Listing ID: 77595
MONTHLY GROSS: $38,500
MONTHLY RENT: $4,179
LEASE TERMS: 5 YRS. (Additional 5 years negotiable)
STORE SIZE: 1,454 SF
OPEN HOURS: 9AM-9PM
EXTRA INCOME: LOTTERY $1,000, ATM $25
OWNER SINCE: 2012
REASON FOR SELLING: LONG COMMUTE (80 MILES AWAY)
FINANCING: 50% DOWN 50% BANK LOAN.
NOTE: NICE LOCATION NEXT TO STARBUCKS.
50% WHITE AND 50% LATINO CUSTOMERS.
POTENTIAL TO INCREASE BUSINESS BY INCREASING
OPEN HOURS AND ADDING MORE INVENTORY.
NOT MUCH COMPETITION.
- Asking Price: $149,000
- Cash Flow: $54,000
- Gross Revenue: $462,000
- EBITDA: N/A
- FF&E: N/A
- Inventory: $75,000
- Inventory Included: N/A
- Established: N/A
Located inside a busy shopping center with plenty of parking
Seller will train
Long commute forces sale.
Not much competition.
Potential to increase business with longer hours and more inventory.
The transaction shall not include inventory valued at $75,000*, which ins't included in the asking price.
The property is leased by the company for $4,179 per Month
Why is the Current Owner Selling The Business?
There are all kinds of reasons people choose to sell operating businesses. Nonetheless, the real reason vs the one they tell you might be 2 absolutely different things. For instance, they might say "I have a lot of other commitments" or "I am retiring". For many sellers, these reasons stand. But also, for some, these may simply be justifications to try to conceal the reality of transforming demographics, increased competitors, current decrease in revenues, or a range of various other reasons.

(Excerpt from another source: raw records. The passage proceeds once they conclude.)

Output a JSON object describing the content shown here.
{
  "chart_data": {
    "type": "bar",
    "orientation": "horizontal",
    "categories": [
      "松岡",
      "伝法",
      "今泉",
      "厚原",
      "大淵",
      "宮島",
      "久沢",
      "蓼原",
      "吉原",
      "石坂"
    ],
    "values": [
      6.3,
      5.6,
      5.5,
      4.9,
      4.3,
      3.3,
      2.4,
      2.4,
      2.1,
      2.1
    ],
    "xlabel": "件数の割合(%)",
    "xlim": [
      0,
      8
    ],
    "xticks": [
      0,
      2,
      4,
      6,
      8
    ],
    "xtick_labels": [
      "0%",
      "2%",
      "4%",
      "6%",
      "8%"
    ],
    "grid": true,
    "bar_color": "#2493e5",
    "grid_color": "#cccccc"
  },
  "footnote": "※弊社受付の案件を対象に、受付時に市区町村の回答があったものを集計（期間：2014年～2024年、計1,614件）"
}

This is why it is very crucial that you not rely absolutely on a seller's word, yet rather, utilize the seller's response together with your general due diligence. This will paint an extra realistic picture of the business's existing scenario.
Existing Debts and Future Obligations
If the existing business is in debt, which numerous businesses are, then you will certainly need to consider this when valuating/preparing your deal. Numerous businesses borrow money so as to cover points such as supplies, payroll, accounts payable, and so on. Remember that in some cases this can indicate that earnings margins are too thin. Many companies fall under a revolving door of taking loans as a way to pay back various other loans. Along with debts, there may likewise be future commitments to think about. There might be an outstanding lease on tools or the structure where the business resides. The business may have existing contracts with vendors that have to be fulfilled or may result in fines if canceled early.
Understanding the Customer Base, Competition and Area Demographics
Exactly how do operating businesses in the area draw in new customers? Often times, operating businesses have repeat clients, which develop the core of their everyday profits. Particular factors such as new competitors growing up around the location, roadway building, and personnel turn over can affect repeat customers and also negatively impact future earnings. One important point to consider is the location of the business. Is it in a very trafficked shopping center, or is it hidden from the main road? Undoubtedly, the more people that see the business on a regular basis, the higher the chance to build a returning consumer base. A last thought is the general area demographics. Is the business located in a largely inhabited city, or is it located on the outside border of town? Just how might the local median house earnings influence future revenue prospects?